I’m trying out a similar single-shot, quarter-turn adjustment with my writing routine. Last week’s newsletter came out after an unintentional 5-week break when other obligations got in the way. In searching for a solution to try to avoid this happening in the future I came across a practice called Morning Pages by Julia Cameron, author of The Artist's Way. Cameron claims that the bedrock of creativity is a daily practice of writing three pages every morning by longhand. There are no rules. You can be whiny, get stuff off your chest, bubble with blessings or nothing at all — it’s stream of consciousness and anything goes. So far, I really like it. Because it turns out you can’t really write about nothing for three pages. Or, as Cameron writes: "The second page-and-a-half comes harder, but often contains pay dirt."
So, I’m not sure this is pay dirt but here’s a bit from a Morning Page, the new quarter-turn exercise I’m trying.
I’ve often felt pressure that mastery needs to be the goal of activity but recently I’ve been freed by the idea that an activity could simply be exposure to a new experience. As an example, Murray in Boston (older senior now retired, 30 years and counting) told me that he’d just returned from a language school in Aix en Provence where he took French classes for two weeks. He’d go to class in the mornings, lunch with classmates, take a nap, do homework and then try out a different restaurant every night for dinner — all for the fun of being in a new place and learning a language. He said offhandedly, “Maybe next year I’ll go to Lisbon and learn some Portuguese.” His motive is simply to have some experiences, not mastery.

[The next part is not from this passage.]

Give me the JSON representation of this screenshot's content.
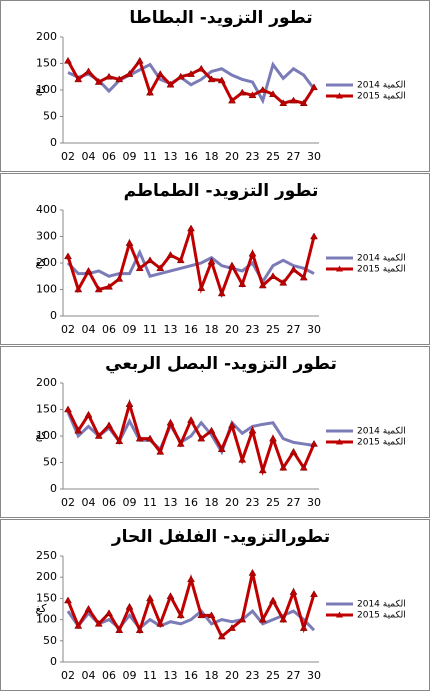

I love this idea of not getting caught with unfinished business. For example I’ve always thought that I need to return to some activities and skills because I’d gotten rusty, such as playing the piano or speaking Spanish. Yet, mastery is a high standard and takes prioritizing with time and practice, which means I put them off for “some day when I have more time.” This idea of simply trying things out has opened up a whole new world of permission: Instead of rewarming my Spanish, I could learn German or Arabic! Instead of restarting the piano, I could take lessons to play a guitar or recorder. You know they’ll be complementary somehow… wouldn’t it be fun to find out how.
Perhaps you’re just a quarter turn away from where you want to be?